I laugh, but I’m also glad I don’t have to set type for this blog, because I’d probably be almost as obsessive about the commas.

Comments

  1. Sometimes typos are quite Freudian. The final story in the Oxford Book of Literary Anecdotes is about a geology book that said, when it left the author, “The entire plain is littered with erratic blocks” (that is, stones which were dragged there by glaciers or other forces), but appeared in print as “The entire plain is littered with erotic blacks.”

  2. John Emerson says:

    Just now my sister said “There’s a lot of black ice on the road between here and St. Cloud” and my sister said “Black guys?”
    (For our tropical Hattians: black ice is ice which freezes without bubbles. It is transparent and effectively invisible, and slicker than other ice, and on roads causes lots of auto accidents).

  3. John Emerson says:

    Just now my sister said “There’s a lot of black ice on the road between here and St. Cloud” and my sister said “Black guys?”
    (For our tropical Hattians: black ice is ice which freezes without bubbles. It is transparent and effectively invisible, and slicker than other ice, and on roads causes lots of auto accidents).

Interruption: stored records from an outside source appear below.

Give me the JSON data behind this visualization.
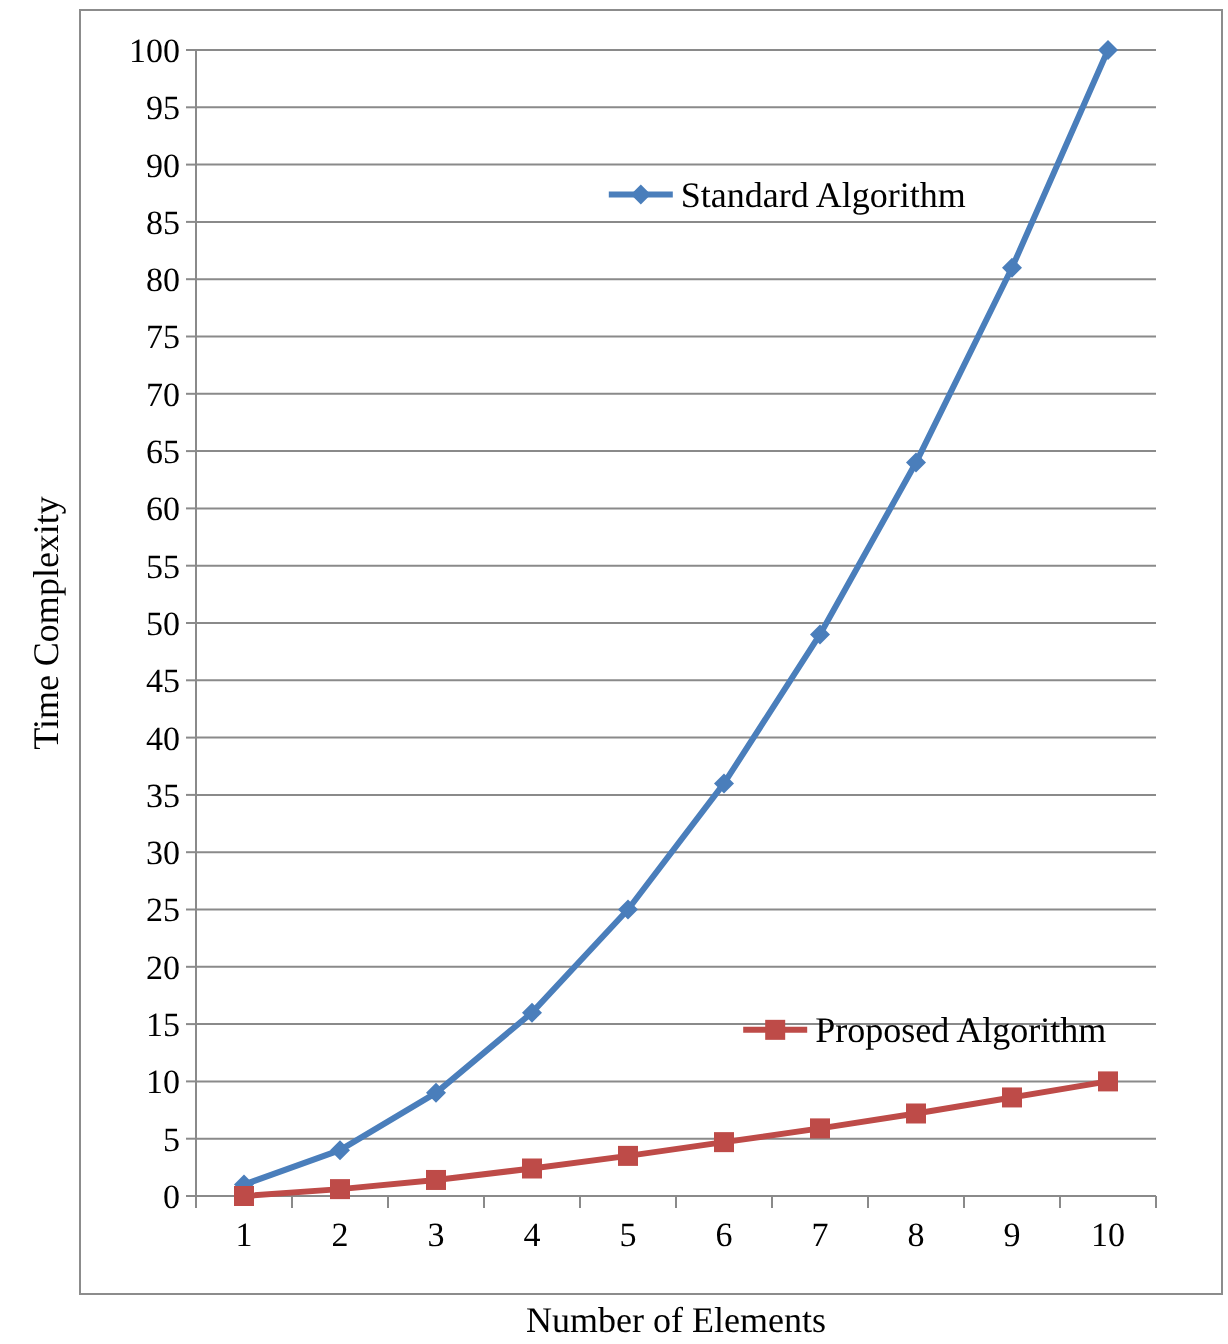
{
  "chart_data": {
    "type": "line",
    "xlabel": "Number of Elements",
    "ylabel": "Time Complexity",
    "categories": [
      "1",
      "2",
      "3",
      "4",
      "5",
      "6",
      "7",
      "8",
      "9",
      "10"
    ],
    "series": [
      {
        "name": "Standard Algorithm",
        "color": "#4a7ebb",
        "marker": "diamond",
        "values": [
          1,
          4,
          9,
          16,
          25,
          36,
          49,
          64,
          81,
          100
        ]
      },
      {
        "name": "Proposed Algorithm",
        "color": "#be4b48",
        "marker": "square",
        "values": [
          0,
          0.6,
          1.4,
          2.4,
          3.5,
          4.7,
          5.9,
          7.2,
          8.6,
          10
        ]
      }
    ],
    "ylim": [
      0,
      100
    ],
    "yticks": [
      0,
      5,
      10,
      15,
      20,
      25,
      30,
      35,
      40,
      45,
      50,
      55,
      60,
      65,
      70,
      75,
      80,
      85,
      90,
      95,
      100
    ],
    "grid": "y",
    "legend": "right"
  }
}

  4. I’d hope you’d at least have a better sense of comma positioning, LH. Did he also think periods should go halfway between the adjacent letters? I guess this explains those weirdos who don’t type spaces after their commas.

  5. Oh, I didn’t mean I’d put them the same place he did — just that I’d be obsessive about commas. Viennese commas a century ago were a thing unto themselves.

  6. A. J. Crow says:

    I’m shocked, if he really did put them exactly half way. I actually don’t believe it. That lot knew a few things about graphic design. Karl Kraus was a friend of Adolf Loos and Wittgenstein; those two great designers who would have put him right if he had been blind enough to do it (which I very much doubt).
    I put two spaces after a period, even though it’s not usual any longer to do so, certainly not on the internet; but it’s easier to read, in my opinion (untested, except by me), if everything isn’t jammed together.

  7. Just now my sister said … and my sister said
    A roomful of Emersons. Hmm. Is it your whole family who want to confuse us, or is it just you?
    Oh well, merry Chrissmass.

  8. At least it wasn’t King Lekvar. That could have been sticky.

  9. You can read Ich glaube an den Druckfehlerteufel at corpus1.aac.ac.at/fackel. I don’t see how to deep-link, so select Volume 14, then Issue 347-348, then Page 7. At the same time, it’ll confirm the conventional positioning of commas.

  10. David Marjanović says:

    You can read

    Yeah, hah, if you register.

    Sometimes typos are quite Freudian. The final story in the Oxford Book of Literary Anecdotes is about a geology book that said, when it left the author, “The entire plain is littered with erratic blocks” (that is, stones which were dragged there by glaciers or other forces), but appeared in print as “The entire plain is littered with erotic blacks.”

    Though, of course, this didn’t change the pronunciation (for lots of Americans); the h in Lehár is not silent.

  11. Huh? I don’t know of any American dialect where “blocks” and “blacks” are pronounced the same.

  12. A.J.P. Crown says:

    Nor erratic and erotic.

  13. That too.

  14. Now if you’d said Seth Efriceh, David, (or Nerthern Erland), or Morningside, where, famously , sex is what coal comes in …

  15. David Marjanović says:

    Oops. Looks like I did some dialect mixture in my head. *shame*

  16. David Marjanović says:

    …coupled with the fact that very few Americans seem to be able to remember whether a word is written with o or a when they represent an unstressed vowel. (I’ve even seen dinasaurs out there.)